Realizing that their “new daddy hallpasses” would be expiring in a short time, Hurricane and Jasper bid us farewell and headed out on a shorter tour that would let them get back without a trip to the doghouse. Meanwhile, Pete, Brittany, and I dropped in. Frank:
Pete near the bottom:
Our route followed the looker’s right of this avy path:
We were now in “Big Country”. I first heard this term a few years ago from Pete and Jasper. Big Country is not found in a guidebook, Big Country has no other tracks in it, you can’t see a ski area or a town from Big Country. Big Country makes you feel like you’re on a real adventure, like maybe you’re the first person to be there (almost never true, but at least it feels that way). Big Country is not found in Wasangeles or Berthoud Pass. In our case, Big Country was a huge unnamed cirque surrounded by peaks that as often as not didn’t have a name either.

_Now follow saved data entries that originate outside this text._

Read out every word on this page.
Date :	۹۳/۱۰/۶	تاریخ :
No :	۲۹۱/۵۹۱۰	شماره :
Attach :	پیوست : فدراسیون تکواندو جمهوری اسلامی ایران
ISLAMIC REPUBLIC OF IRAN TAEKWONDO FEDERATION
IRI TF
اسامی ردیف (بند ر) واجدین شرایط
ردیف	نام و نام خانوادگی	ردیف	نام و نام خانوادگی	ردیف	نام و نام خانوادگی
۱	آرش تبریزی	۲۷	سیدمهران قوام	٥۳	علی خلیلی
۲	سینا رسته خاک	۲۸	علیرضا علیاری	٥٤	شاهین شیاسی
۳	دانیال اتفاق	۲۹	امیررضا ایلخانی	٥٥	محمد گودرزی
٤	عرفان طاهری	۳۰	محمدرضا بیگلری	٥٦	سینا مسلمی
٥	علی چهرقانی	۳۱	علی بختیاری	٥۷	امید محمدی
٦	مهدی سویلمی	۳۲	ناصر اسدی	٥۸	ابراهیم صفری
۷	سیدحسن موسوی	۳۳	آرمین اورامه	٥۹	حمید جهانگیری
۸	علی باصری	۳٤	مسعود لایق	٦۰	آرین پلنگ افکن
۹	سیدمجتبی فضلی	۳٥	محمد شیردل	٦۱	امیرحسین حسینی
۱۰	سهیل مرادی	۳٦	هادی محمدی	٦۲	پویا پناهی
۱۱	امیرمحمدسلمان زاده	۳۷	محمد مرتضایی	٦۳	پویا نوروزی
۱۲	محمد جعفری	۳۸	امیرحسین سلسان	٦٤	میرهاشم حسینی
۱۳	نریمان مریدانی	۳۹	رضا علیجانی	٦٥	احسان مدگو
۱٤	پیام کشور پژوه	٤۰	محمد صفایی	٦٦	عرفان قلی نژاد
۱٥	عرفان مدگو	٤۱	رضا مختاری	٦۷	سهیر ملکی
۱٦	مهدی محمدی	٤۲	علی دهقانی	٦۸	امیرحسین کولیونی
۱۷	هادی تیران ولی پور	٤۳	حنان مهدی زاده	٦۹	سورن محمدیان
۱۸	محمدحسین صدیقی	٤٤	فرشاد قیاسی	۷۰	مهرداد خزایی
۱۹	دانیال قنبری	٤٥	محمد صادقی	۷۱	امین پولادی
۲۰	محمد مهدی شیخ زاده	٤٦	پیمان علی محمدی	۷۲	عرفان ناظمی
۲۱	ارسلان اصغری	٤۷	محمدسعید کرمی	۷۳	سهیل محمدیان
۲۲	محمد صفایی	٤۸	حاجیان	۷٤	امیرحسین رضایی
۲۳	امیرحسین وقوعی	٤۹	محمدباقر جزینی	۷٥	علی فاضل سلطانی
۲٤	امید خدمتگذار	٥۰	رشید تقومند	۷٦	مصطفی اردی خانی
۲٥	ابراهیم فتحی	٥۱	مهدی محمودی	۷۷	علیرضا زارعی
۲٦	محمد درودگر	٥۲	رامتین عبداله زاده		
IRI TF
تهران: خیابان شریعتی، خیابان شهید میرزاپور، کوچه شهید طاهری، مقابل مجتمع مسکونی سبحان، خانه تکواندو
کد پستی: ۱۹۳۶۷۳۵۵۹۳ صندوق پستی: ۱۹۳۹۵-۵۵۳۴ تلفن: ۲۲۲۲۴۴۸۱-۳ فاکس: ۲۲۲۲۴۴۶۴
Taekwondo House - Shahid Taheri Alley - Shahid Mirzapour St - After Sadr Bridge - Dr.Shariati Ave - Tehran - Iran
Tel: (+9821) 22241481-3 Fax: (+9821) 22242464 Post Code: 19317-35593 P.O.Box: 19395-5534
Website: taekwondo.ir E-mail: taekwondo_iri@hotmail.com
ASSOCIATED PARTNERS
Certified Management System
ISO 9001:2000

Pete and I heading towards UN 13,010′
Heading towards UN 12,779′ unofficially known as Western State Peak:
I dubbed this line on UN 13,162′ “mini-Landry”, after the route on Pyramid which I think it looks like:
This one reminded me of LL’s Cerro Martin:
Frank topping out on the windswept ridge overlooking the valley we had been in:
I’m always amazed at how close Uncompahgre and Wetterhorn look on a clear day, despite being ~80?miles away:
Now it was time for us to ski the S face and follow the tracks that Jasper and Hurricane had left for us. Brittany:
Next, we started traversing (Brittany)
Then we traversed some more:
And kept traversing until it was almost dark. Yep, Big Country:
Thankfully, the snowmobile ride back out didn’t take too long and we made it back the cars a mere 10 and a half hours after starting out not long after sunrise. The turns for slogging ratio was a little low on this one, but it was still one of my favorite trips of the year. I guess I just like Big Country.